The University Hospital Augsburg is one of the largest hospitals in the republic, with around 1750 beds. Because the house is now 40 years old, a general renovation was initially planned. Michael Beyer, who Markus Wehler replaced as medical director of the clinic in June, spoke of a “mammoth task” on an interim basis. According to Beyer’s calculations, the renovation would have taken up to 20 years and cost around 1.5 billion euros. Because the costs for a new building are likely to be similarly high, the Augsburg State Building Authority had already shown itself open to a rethink in spring 2022. The SPD in the state parliament had also advocated examining a new building for the university hospital. Science Minister Markus Blume (CSU) has now decided “that there is no way around a new building”.

For Blume, a refurbishment would have meant that the employees would have lived “on a permanent construction site for more than 30 years,” he said on Wednesday when asked by the SZ. All four bed towers in the hospital would have had to be gradually taken out of operation and completely refurbished. Everything during ongoing operations, which would have been an immense burden, also for the patients, of course. Containers and interim buildings could have kept the clinic running, but there was concern in Augsburg that specialist staff and patients would prefer to go somewhere else where everyday clinic life is more orderly. If one were to calculate in euros what the loss of staff and patients due to the renovation could cost, the decision to build a new building might have been made earlier, says clinic boss Wehler.

However, it is unclear whether the circulating new building costs of 1.5 billion euros are actually sufficient. Before planning begins, politicians must officially decide on the new building, which Minister Blume says should happen before the state elections in autumn 2023. It will probably be a few years before construction begins, and even more before the clinic is up and running. In order to shorten the lengthy processes and ultimately save costs, Blume wants to go “new paths” instead of building in the classic state-run way. The new clinic could therefore be built privately or in a public-private partnership.
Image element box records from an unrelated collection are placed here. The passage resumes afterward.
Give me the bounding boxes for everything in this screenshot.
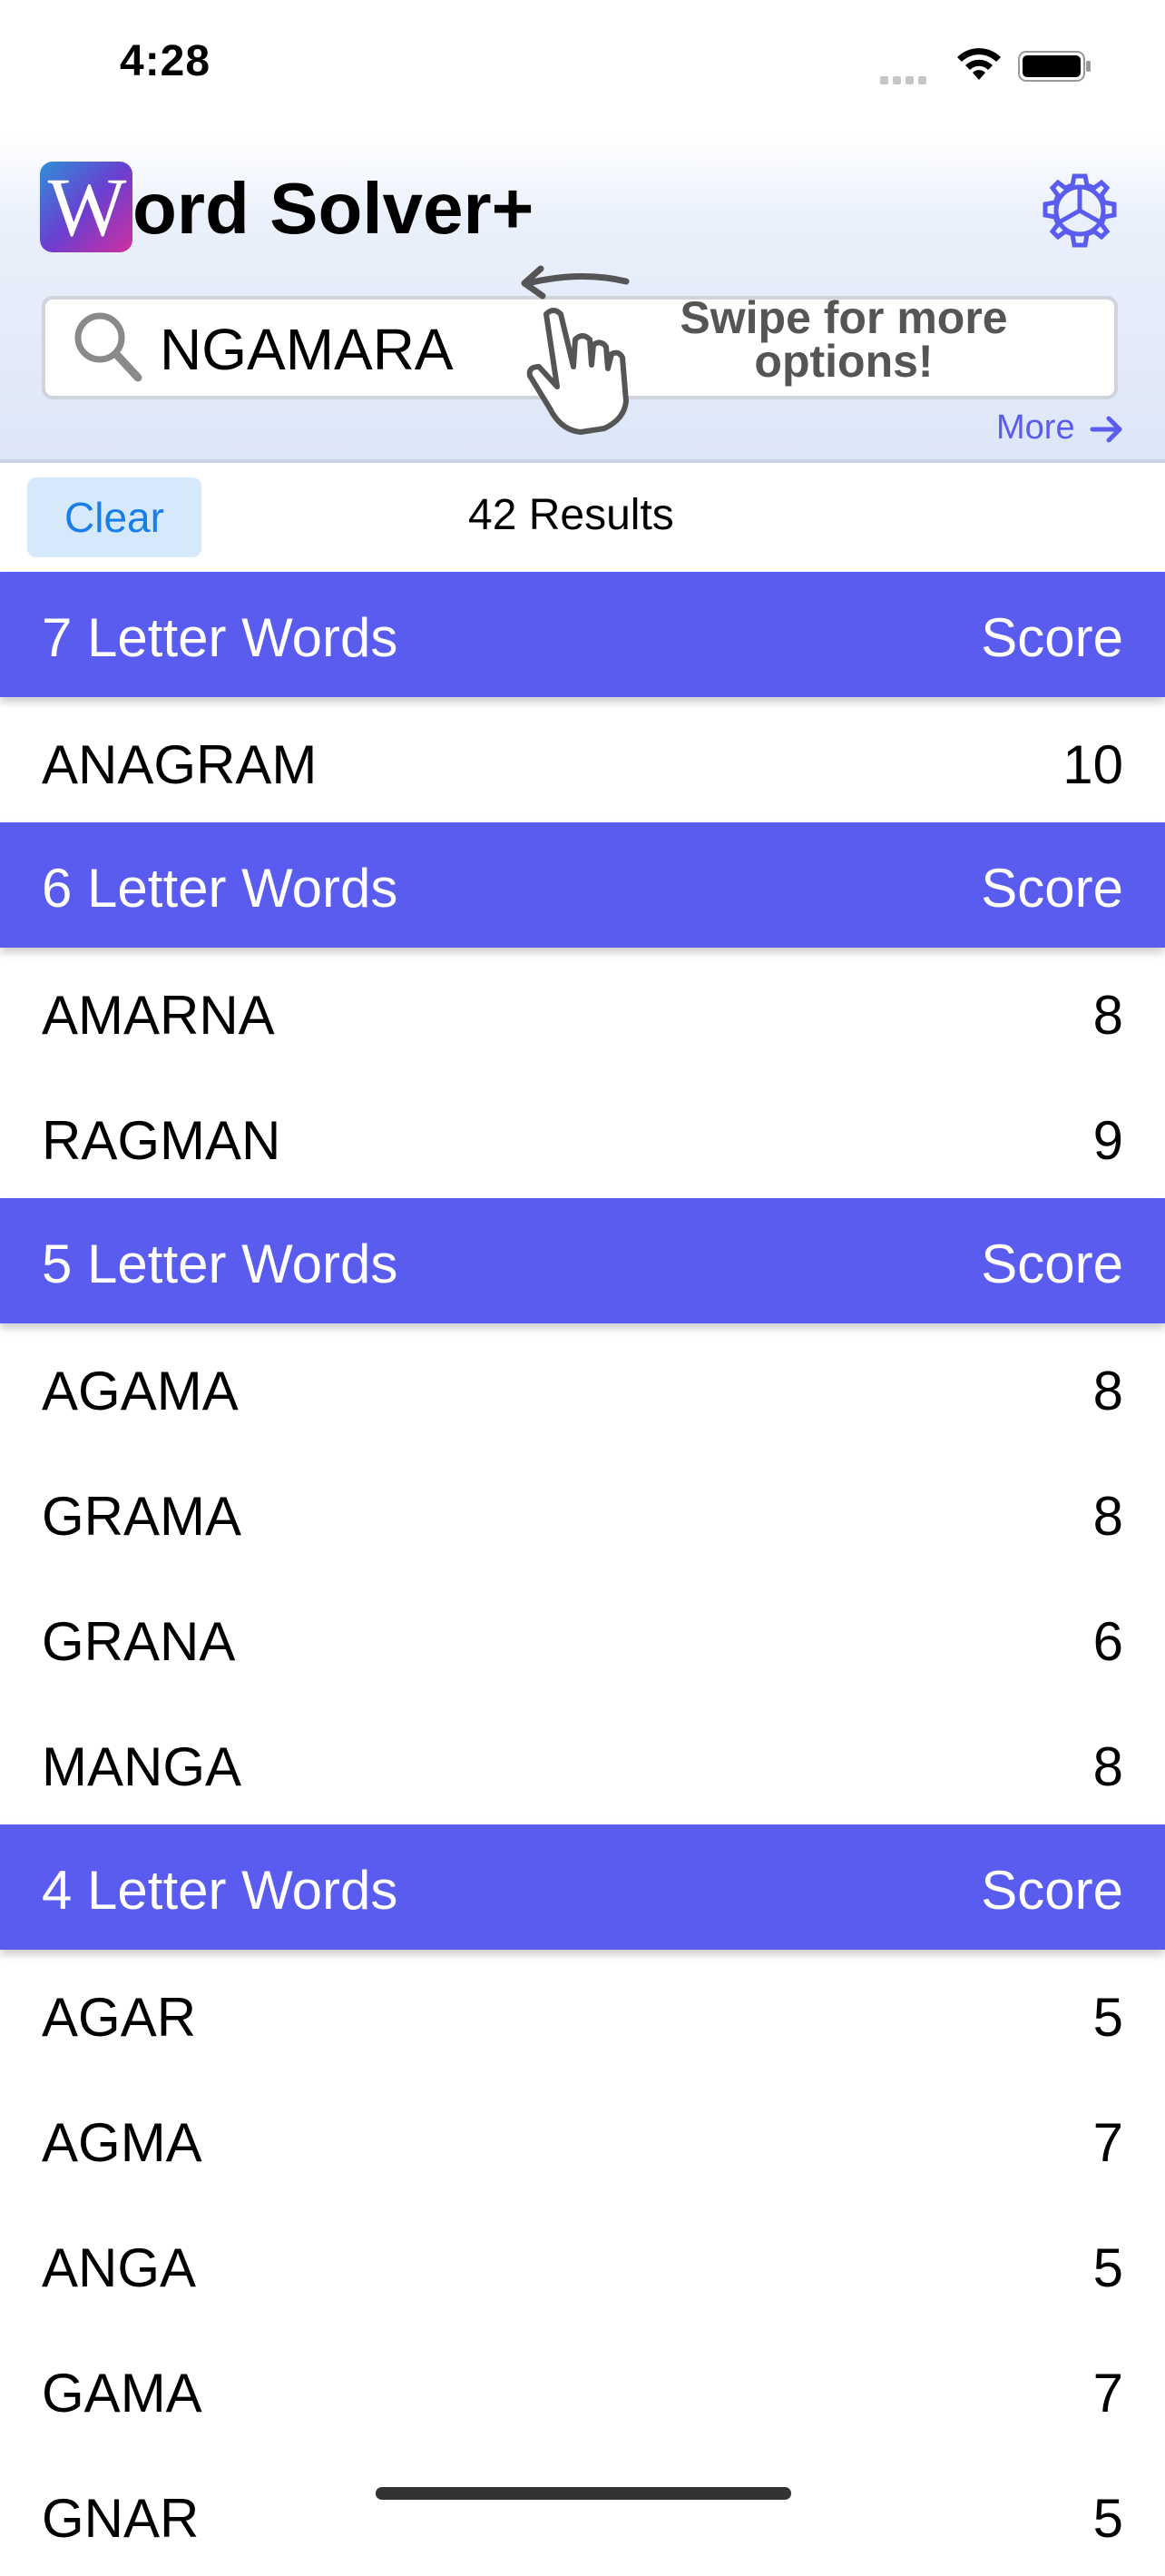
word-score: 8 (1092, 1736, 1123, 1797)
word-score: 7 (1092, 2112, 1123, 2173)
word-score: 7 (1092, 2363, 1123, 2424)
app-title: ord Solver+ (132, 168, 534, 249)
settings-gear-icon[interactable] (1040, 171, 1120, 251)
search-input-value[interactable]: NGAMARA (160, 316, 454, 383)
search-icon (74, 312, 142, 382)
section-header-5-letter: 5 Letter Words Score (0, 1198, 1165, 1323)
word-score: 5 (1092, 2488, 1123, 2549)
word-row[interactable]: GNAR 5 (0, 2451, 1165, 2576)
header-divider (0, 459, 1165, 463)
word-row[interactable]: MANGA 8 (0, 1699, 1165, 1824)
word: GNAR (42, 2488, 200, 2549)
word: AGAMA (42, 1361, 239, 1421)
word: MANGA (42, 1736, 242, 1797)
section-title: 7 Letter Words (42, 607, 398, 668)
word-row[interactable]: GAMA 7 (0, 2325, 1165, 2451)
battery-icon (1018, 51, 1091, 82)
word-row[interactable]: AMARNA 8 (0, 948, 1165, 1073)
cellular-signal-icon (880, 73, 931, 89)
home-indicator[interactable] (376, 2487, 791, 2500)
wifi-icon (957, 48, 1001, 80)
word: ANGA (42, 2237, 197, 2298)
more-link[interactable]: More (996, 408, 1075, 447)
word: AMARNA (42, 985, 275, 1046)
word-row[interactable]: AGAMA 8 (0, 1323, 1165, 1449)
word-score: 8 (1092, 985, 1123, 1046)
word-row[interactable]: ANGA 5 (0, 2200, 1165, 2325)
results-list[interactable]: 7 Letter Words Score ANAGRAM 10 6 Letter… (0, 572, 1165, 2576)
word-row[interactable]: GRAMA 8 (0, 1449, 1165, 1574)
section-title: 5 Letter Words (42, 1234, 398, 1294)
word: RAGMAN (42, 1110, 281, 1171)
word: ANAGRAM (42, 734, 318, 795)
word-score: 9 (1092, 1110, 1123, 1171)
section-header-7-letter: 7 Letter Words Score (0, 572, 1165, 697)
results-count: 42 Results (468, 491, 674, 539)
word-score: 6 (1092, 1611, 1123, 1672)
swipe-hint: Swipe for more options! (680, 292, 1008, 387)
section-header-6-letter: 6 Letter Words Score (0, 822, 1165, 948)
word: AGMA (42, 2112, 202, 2173)
arrow-right-icon[interactable] (1089, 413, 1125, 446)
section-title: 4 Letter Words (42, 1860, 398, 1921)
section-score-label: Score (981, 1234, 1123, 1294)
clear-button[interactable]: Clear (27, 477, 201, 557)
swipe-hand-icon (526, 308, 629, 435)
word-score: 8 (1092, 1361, 1123, 1421)
app-logo-letter: W (47, 161, 127, 253)
word-row[interactable]: GRANA 6 (0, 1574, 1165, 1699)
word-score: 5 (1092, 2237, 1123, 2298)
word: GRAMA (42, 1486, 242, 1547)
section-score-label: Score (981, 1860, 1123, 1921)
word-row[interactable]: RAGMAN 9 (0, 1073, 1165, 1198)
word-score: 8 (1092, 1486, 1123, 1547)
status-time: 4:28 (120, 37, 211, 85)
section-title: 6 Letter Words (42, 858, 398, 919)
section-header-4-letter: 4 Letter Words Score (0, 1824, 1165, 1950)
word: GAMA (42, 2363, 202, 2424)
word-row[interactable]: AGMA 7 (0, 2075, 1165, 2200)
section-score-label: Score (981, 858, 1123, 919)
word-row[interactable]: AGAR 5 (0, 1950, 1165, 2075)
word: GRANA (42, 1611, 236, 1672)
word-row[interactable]: ANAGRAM 10 (0, 697, 1165, 822)
word-score: 5 (1092, 1987, 1123, 2048)
word: AGAR (42, 1987, 197, 2048)
section-score-label: Score (981, 607, 1123, 668)
word-score: 10 (1062, 734, 1123, 795)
The future location has not yet been determined

In any case, a renovation would have been “ludicrous” for Markus Wehler. They would have built “quasi a second hospital” in Augsburg, one or more interim buildings, which “they then dismantle again”. For the clinic boss, the fact that the renovation was discussed for so long is because the circumstances “underestimated everyone a bit”.

At the end of the year, Wehler’s time as interim head of the clinic comes to an end, then he hands over to Klaus Markstaller, who loudly Augsburg General, which first reported on the new building on Tuesday evening, presents a “health park”. Specialists, physiotherapy, restaurants and hotels should also settle on the new clinic site. More outpatient concepts, plus more recreation areas for the workforce, which should help to retain employees and attract new ones.

As far as the location of the new building is concerned, no decision has yet been made. Because an intensive extension is being built to the west of the old clinic, it would make sense to dock the new building there. The space for that would be there. The Augsburg University Hospital would then only move a few hundred meters further to the north-west.